Kehadiran para pendatang di tanah Papua, semisal di tanah Malind secara perlahan membuat pohon kelapa kehilangan ‘kesakralannya’. Sebelumnya, aku penduduk tanah Malind, pohon kelapa hanya dapat difungsikan jika dibutuhkan untuk kehidupan. Daunnya digunakan untuk atap rumah, batangnya untuk tiang atau papan, akarnya untuk tali, lidinya untuk sapu lidi, buahnya untuk konsumsi makanan sehat.

Namun, “Sekarang banyak dari mereka (para pendatang dan) anak-anak keturunan yang sewa pohon kelapa per tahun. Alasannya untuk memproduksi gula merah. Namun mereka juga masak sopi. Tradisi itu akhirnya menular juga ke anak-anak muda Papua” jelas Bapak Elyas Mayuend.

Tradisi. Tradisi miris. Bakal bunga dan buah pohon kelapa diiris, membiarkan nira-nya jatuh memenuhi jerigen aneka warna yang bergelantungan di puncak pohonnya. Dari puncak pohon ‘identitas diri’ keluarga Gebze itu, kesakralan hakikat keberadaan mereka menetes jatuh jadi titik-titik sagero yang sangar (konflik). Miris memang.

Begini yang Ketiga, ‘Jerigen’ Sebagai Yang Asing dan Yang Lain

Benar juga kata Elias Caneti, novelis kelahiran Bulgaria yang pada 1981 memperoleh Penghargaan Nobel dalam Sastra "untuk tulisan-tulisan yang dicirikan oleh sudut pandang yang luas, gagasan yang kaya dan kekuatan artistik". Begini katanya: “Tak ada yang lebih menakutkan manusia daripada persentuhan dengan yang tak dikenal”.

Namun demikian, terhadap yang asing dan yang lain dan atau yang tak dikenal manusia, mau atau tidak mau harus suluk-jumpa sekalipun memang menakutkan. Tidak hanya yang misteri sebagai yang tak dikenal, tetapi juga terhadap masa depan dan perubahan yang turut serta di dalamnya adalah juga sesuatu yang tak dikenal.

Manusia dalam hidup dan kehidupannya tidak punya kemampuan untuk mempengaruhi masa depannya. Sekali pun tentang masa depan diyakini diusahakan menjadi baik dan bermartabat. Karena, hemat saya, hidup dan kehidupan adalah proses melawan ketakutan-ketakutan.

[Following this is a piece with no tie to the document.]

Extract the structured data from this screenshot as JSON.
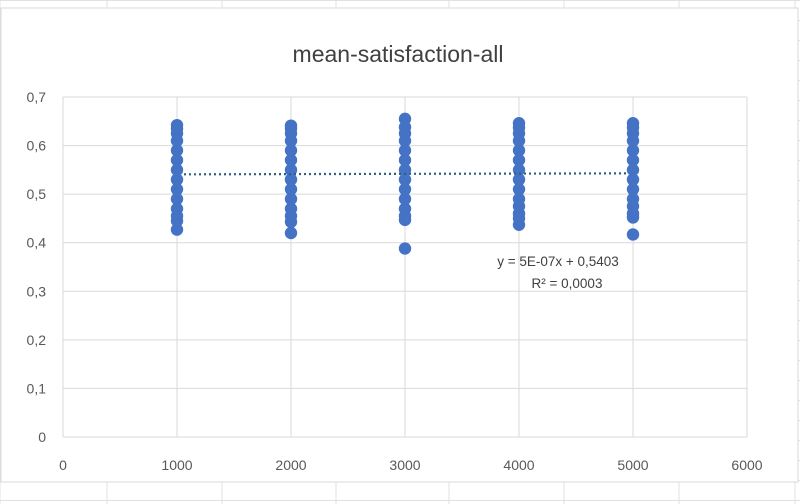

“Tentu saja bukan ‘sekolah’ (pendidikan) yang salah. Tetapi, bagaimana pendidikan itu menjawab kebutuhan social dan cultural orang-orang asli Papua, secara khusus masyarakat suku Gebze yang mesti di-evaluasi”

Solusi termutkhir dan saya kira adalah juga solusi paling purba (yang masih tetap relevan) adalah penguatan yang berulang atas identitas diri. Tidak menakutkan di hadapan yang asing dan tidak dikenal jika kita menyadari sungguh “Siapakah aku ini”. Sehingga sekalipun perubahan-perubahan melingkupi diri, sekalipun kegelapan menakutkan menaungi, namun kemampuan untuk menjawab secara berulang “siapakah aku ini” memampukan kita sebagai manusia, entah pribadi maupun sebagai komunitas suku, untuk imun terhadap perubahan yang sakit dan tidak sehat.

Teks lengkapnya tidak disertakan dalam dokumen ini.